Scientists at KAIST in South Korea have developed a novel therapy that transforms a tumor's own immune cells into potent cancer fighters directly inside the body. By injecting lipid nanoparticles into tumors, the treatment reprograms macrophages to produce cancer-recognizing proteins, overcoming barriers in solid tumor treatment. Early animal studies show promising reductions in tumor growth.
Tumors often harbor immune cells called macrophages, which are equipped to attack cancer but are typically suppressed by the tumor's environment. A team at KAIST, led by Professor Ji-Ho Park from the Department of Bio and Brain Engineering, has devised a strategy to reactivate these cells on-site. Announced on December 30, the breakthrough involves injecting a specially designed drug that macrophages absorb readily.
The drug consists of lipid nanoparticles delivering mRNA encoding chimeric antigen receptor (CAR) proteins—devices that enable cells to recognize and target cancer—along with an immune-boosting compound. Once absorbed, the macrophages produce these CAR proteins themselves, evolving into what the researchers call "CAR-macrophages." These enhanced cells not only engulf cancer cells directly but also rally nearby immune responses, amplifying the overall anticancer effect.
Solid tumors, such as those in gastric, lung, and liver cancers, pose unique challenges due to their dense structure, which hinders immune cell infiltration and function. Existing CAR-macrophage therapies require extracting cells from patients, modifying them in labs, and reinfusing them—a process that is costly and logistically complex. The KAIST approach bypasses these steps by leveraging macrophages already present in the tumor microenvironment.

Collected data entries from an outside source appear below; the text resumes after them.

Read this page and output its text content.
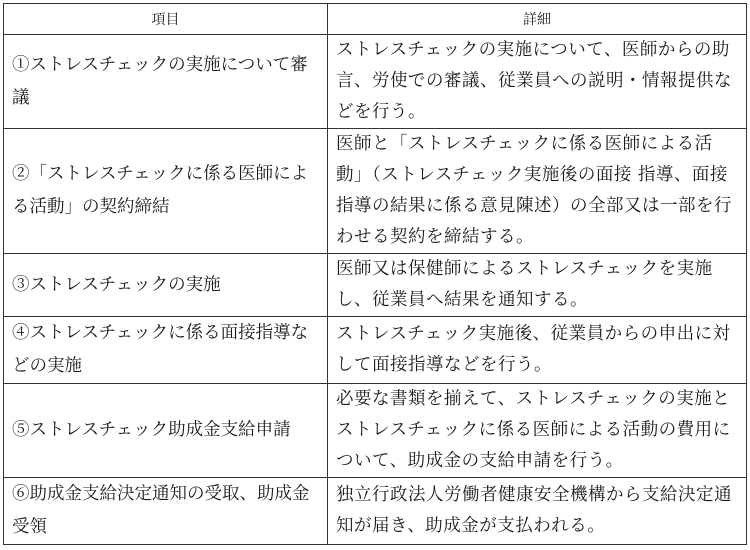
項目	詳細
①ストレスチェックの実施について審議	ストレスチェックの実施について、医師からの助言、労使での審議、従業員への説明・情報提供などを行う。
②「ストレスチェックに係る医師による活動」の契約締結	医師と「ストレスチェックに係る医師による活動」（ストレスチェック実施後の面接 指導、面接指導の結果に係る意見陳述）の全部又は一部を行わせる契約を締結する。
③ストレスチェックの実施	医師又は保健師によるストレスチェックを実施し、従業員へ結果を通知する。
④ストレスチェックに係る面接指導などの実施	ストレスチェック実施後、従業員からの申出に対して面接指導などを行う。
⑤ストレスチェック助成金支給申請	必要な書類を揃えて、ストレスチェックの実施とストレスチェックに係る医師による活動の費用について、助成金の支給申請を行う。
⑥助成金支給決定通知の受取、助成金受領	独立行政法人労働者健康安全機構から支給決定通知が届き、助成金が支払われる。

In experiments with animal models of melanoma, a severe form of skin cancer, the therapy significantly curbed tumor growth. Notably, the immune activation extended beyond the treated site, hinting at potential systemic benefits. Professor Ji-Ho Park emphasized the innovation: "This study presents a new concept of immune cell therapy that generates anticancer immune cells directly inside the patient's body." He added that it addresses key limitations of prior methods, including delivery efficiency and the suppressive tumor setting.
The research, with Jun-Hee Han as first author, appeared in the journal ACS Nano in 2025. Supported by Korea's National Research Foundation, it underscores advances in in situ immunotherapy.